Un recorrido entre colmenas, monte nativo y producción artesanal
El Camino de la Miel se encuentra a unos 150 kilómetros de la capital cordobesa y puede combinarse con destinos turísticos muy visitados como San Marcos Sierras, Cruz del Eje y Capilla del Monte.
Camino de la Miel Córdoba
La experiencia atraviesa paisajes de monte nativo y ecosistemas típicos del norte cordobés, donde predominan especies vegetales autóctonas que aportan aromas y sabores muy particulares a la producción local.
Uno de los aspectos más llamativos del circuito es la utilización de abejas criollas adaptadas al clima serrano. Estas especies, más resistentes y rústicas, logran desarrollarse en condiciones naturales exigentes y generan mieles con perfiles muy distintos a los de otras regiones del país.
Quienes realizan esta escapada pueden visitar establecimientos productivos, conocer el proceso de extracción y participar de degustaciones guiadas. Además de mieles artesanales, muchos productores ofrecen productos derivados como propóleo, polen y dulces regionales. Cada parada propone una experiencia sensorial diferente.
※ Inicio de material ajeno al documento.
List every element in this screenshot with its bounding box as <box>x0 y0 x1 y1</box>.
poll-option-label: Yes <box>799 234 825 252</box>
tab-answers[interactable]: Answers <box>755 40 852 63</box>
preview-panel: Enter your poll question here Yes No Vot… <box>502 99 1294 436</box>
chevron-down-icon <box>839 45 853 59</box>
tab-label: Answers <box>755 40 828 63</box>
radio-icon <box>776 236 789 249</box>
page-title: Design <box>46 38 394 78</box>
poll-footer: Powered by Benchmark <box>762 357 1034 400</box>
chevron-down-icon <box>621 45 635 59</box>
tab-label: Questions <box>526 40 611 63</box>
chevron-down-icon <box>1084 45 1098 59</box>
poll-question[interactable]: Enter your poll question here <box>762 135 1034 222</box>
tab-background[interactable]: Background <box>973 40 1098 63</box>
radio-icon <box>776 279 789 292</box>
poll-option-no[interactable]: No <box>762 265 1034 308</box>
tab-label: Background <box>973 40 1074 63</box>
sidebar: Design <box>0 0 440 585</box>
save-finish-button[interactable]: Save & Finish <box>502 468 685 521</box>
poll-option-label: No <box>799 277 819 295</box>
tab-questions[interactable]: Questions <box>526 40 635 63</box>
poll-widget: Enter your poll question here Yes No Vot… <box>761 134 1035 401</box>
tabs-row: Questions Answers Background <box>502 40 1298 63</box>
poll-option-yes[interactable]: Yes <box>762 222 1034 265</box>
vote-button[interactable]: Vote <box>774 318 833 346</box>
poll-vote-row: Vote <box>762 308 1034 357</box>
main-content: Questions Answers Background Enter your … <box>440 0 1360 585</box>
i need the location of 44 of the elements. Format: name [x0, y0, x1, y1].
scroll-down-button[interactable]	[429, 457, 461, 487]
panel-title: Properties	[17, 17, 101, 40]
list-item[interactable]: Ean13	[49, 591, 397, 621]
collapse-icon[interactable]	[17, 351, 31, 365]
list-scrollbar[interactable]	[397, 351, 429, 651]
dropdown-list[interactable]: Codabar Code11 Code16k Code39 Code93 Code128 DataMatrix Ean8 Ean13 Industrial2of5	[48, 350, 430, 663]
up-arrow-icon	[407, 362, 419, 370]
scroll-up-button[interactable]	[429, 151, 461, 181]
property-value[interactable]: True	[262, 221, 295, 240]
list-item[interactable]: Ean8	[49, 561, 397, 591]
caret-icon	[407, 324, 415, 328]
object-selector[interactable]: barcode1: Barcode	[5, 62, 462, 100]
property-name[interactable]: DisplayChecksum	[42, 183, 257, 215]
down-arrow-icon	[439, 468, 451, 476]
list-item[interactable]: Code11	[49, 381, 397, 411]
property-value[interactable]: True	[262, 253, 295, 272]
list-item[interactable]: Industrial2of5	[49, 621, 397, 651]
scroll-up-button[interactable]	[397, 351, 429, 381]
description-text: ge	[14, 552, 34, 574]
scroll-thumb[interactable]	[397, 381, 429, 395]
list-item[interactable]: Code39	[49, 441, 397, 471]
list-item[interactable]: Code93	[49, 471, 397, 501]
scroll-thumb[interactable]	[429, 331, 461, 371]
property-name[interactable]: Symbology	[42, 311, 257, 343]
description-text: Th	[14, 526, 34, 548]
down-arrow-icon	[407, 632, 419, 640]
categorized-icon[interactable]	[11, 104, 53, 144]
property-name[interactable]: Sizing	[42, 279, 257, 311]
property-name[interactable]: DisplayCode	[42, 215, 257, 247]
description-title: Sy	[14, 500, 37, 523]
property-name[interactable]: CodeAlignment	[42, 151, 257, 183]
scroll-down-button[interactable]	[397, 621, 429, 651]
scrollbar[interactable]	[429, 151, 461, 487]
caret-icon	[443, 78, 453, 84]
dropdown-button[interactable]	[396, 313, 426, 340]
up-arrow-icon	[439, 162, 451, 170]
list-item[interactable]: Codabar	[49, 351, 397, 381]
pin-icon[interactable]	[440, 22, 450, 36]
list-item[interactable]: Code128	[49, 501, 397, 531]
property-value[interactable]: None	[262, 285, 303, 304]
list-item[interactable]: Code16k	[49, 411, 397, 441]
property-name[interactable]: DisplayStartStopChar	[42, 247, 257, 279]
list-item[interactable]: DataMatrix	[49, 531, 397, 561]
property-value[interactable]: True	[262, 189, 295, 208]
Algunas mieles presentan sabores suaves y delicados, mientras que otras tienen perfiles más intensos y oscuros, dependiendo de la flora predominante de cada zona.
villa de soto cordoba (1)
La propuesta también pone el foco en el turismo responsable y en el trabajo de pequeños productores locales, permitiendo una conexión mucho más cercana con las tradiciones y economías regionales.